The Myst-influence grows stronger and stronger, I find: we have competing influences leaving me sinister messages. I trust neither of them.
I continue to really like the scenery, and having now spent days on this island through many types of lighting and weather I have started to get a feel for it as a living place, in a way that most other IF environments don’t quite achieve.
Progue is mostly working for me too, which is to say, I generally find our interactions plausible, and he doesn’t feel entirely like a mechanism. He clearly has a wide range of things to say, but it helps that (a) he’s a bit crazy (always a good excuse for non-sequiturs and odd behavior) and (b) he’s enough of a hermit to close down conversations whenever he doesn’t feel like having them. This means that, although we have near-constant access to Progue, in practice our chances to talk with him are somewhat limited, and limitations are what make NPCs functional, as a rule. Give the player too much freedom and he’ll pick your game to shreds with his fingernails.
The gameplay flow is feeling a bit start-and-stop for my tastes, though. I think the drama manager needs more refinement, or else that perhaps I should have gone with the Puzzle version after all, or… I don’t know what. But I find that I spend quite a lot of my time wandering around waiting to find another place to sleep, or, when I have found such a place, waiting until it’s night time so I can lie down and have another dream.
All this feels curiously at odds with the prologue: Chapter 1 was something really different, in feel and direction, from old-style IF. There was an immediate source of narrative tension, there was a present and active NPC, there was a focused problem. If you chose to stay with Rume, there was some experimental and I thought at-least-mostly successful work to establish the two of you as people with a history. But from then on–
–well, since then it’s mostly been a very loving, carefully rendered, large, inventive exploration-story of a fairly standard shape. You find hidden writings and uncover lost memories, and the experience is more about what has happened than about what is happening. (See also: Stephen Bond’s gripe about backstory.) Not to say that that’s bad, but it’s not quite what I expected from the outset.

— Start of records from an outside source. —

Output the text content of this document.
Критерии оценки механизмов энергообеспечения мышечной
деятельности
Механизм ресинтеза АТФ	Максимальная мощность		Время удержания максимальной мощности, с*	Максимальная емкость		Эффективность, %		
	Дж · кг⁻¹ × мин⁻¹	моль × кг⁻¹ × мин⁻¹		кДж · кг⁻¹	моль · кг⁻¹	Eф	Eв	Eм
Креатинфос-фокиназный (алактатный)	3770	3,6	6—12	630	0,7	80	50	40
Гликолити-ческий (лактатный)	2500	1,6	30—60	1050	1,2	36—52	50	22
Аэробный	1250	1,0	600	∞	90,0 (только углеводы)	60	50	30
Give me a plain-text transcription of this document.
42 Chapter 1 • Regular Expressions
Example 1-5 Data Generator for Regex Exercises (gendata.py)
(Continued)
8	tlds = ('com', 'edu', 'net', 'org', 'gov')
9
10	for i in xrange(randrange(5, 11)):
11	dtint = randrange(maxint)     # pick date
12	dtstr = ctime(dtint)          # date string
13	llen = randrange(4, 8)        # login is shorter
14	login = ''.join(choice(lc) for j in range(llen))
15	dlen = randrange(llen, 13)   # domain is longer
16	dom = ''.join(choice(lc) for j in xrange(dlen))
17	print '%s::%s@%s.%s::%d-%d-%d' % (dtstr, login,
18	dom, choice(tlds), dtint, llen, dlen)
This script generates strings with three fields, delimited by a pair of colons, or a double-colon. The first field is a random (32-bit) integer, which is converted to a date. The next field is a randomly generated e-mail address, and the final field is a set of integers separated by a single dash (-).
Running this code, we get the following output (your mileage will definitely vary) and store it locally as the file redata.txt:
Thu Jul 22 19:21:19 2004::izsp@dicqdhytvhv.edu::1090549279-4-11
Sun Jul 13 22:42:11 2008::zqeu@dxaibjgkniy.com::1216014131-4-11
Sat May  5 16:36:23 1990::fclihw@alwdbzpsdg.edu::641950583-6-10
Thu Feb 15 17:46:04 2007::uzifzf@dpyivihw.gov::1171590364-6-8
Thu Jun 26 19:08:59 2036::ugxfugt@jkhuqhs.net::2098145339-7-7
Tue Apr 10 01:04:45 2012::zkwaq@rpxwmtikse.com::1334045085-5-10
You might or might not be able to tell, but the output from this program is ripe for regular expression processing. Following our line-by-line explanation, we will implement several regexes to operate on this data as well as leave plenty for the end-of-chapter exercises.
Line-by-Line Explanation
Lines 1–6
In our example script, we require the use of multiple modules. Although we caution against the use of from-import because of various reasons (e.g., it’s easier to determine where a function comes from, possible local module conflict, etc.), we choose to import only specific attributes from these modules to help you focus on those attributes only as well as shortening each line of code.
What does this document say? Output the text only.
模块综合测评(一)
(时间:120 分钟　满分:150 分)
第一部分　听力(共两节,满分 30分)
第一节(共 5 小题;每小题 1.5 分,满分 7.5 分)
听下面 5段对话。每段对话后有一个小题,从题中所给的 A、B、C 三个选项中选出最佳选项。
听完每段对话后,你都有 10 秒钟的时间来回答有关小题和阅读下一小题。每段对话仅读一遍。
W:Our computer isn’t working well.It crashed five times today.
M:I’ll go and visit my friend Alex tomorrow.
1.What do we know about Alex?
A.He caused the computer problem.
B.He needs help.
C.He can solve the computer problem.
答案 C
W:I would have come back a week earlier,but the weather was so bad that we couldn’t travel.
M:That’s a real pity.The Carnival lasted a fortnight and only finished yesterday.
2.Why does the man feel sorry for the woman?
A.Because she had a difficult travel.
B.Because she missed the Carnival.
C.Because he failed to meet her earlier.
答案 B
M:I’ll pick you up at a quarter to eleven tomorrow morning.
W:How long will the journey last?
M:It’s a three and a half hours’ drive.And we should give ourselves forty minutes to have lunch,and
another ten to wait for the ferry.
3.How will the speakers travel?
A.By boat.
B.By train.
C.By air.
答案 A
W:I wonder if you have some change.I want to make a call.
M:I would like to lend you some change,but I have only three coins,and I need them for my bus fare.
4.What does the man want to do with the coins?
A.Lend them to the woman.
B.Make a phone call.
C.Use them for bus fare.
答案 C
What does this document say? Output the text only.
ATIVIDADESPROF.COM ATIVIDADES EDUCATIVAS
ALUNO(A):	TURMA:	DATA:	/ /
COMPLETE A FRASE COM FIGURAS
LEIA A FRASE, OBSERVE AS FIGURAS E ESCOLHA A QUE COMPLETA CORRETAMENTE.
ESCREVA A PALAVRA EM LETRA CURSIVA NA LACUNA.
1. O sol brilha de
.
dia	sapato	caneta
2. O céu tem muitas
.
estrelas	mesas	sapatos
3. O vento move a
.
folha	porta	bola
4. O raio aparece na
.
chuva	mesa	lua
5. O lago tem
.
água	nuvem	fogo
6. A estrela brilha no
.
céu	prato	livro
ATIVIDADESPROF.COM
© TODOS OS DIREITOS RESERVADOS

Thematically, I can see some cohesion. Do we create or do we maintain our relationships? Do we have to pick? (There’s nothing like a really all-absorbing creative project to make you focus on this question.) Nonetheless… hm. Well, we’ll see where it goes from here. I’m only half-way through, after all.
One or two minor kinks. When the tsunami came — what a frightening vision! — I scrambled up the rope vine to the high windsigh, and climbed into its branches, thinking this to be probably the highest ground I could reasonably reach. And then the ground cracked under my feet even though I was up in a tree, and there followed a sequence that did not entirely make sense, in which Progue saved my life and took me to higher ground (where, exactly? Not that I’m not grateful, mind you). A bug, I suppose, but one that cut in at an unfortunate moment for my sense of engagement in the story.
On the good side: the dream I had about the projector and the telephone and the windsigh trees creeping into the living room was perhaps the most effective yet. I am starting to fear those trees. Possibly going as crazy as Progue. And that’s a rather cool effect. I was reminded of Shade.
There is lots of effective imagery here in general, really.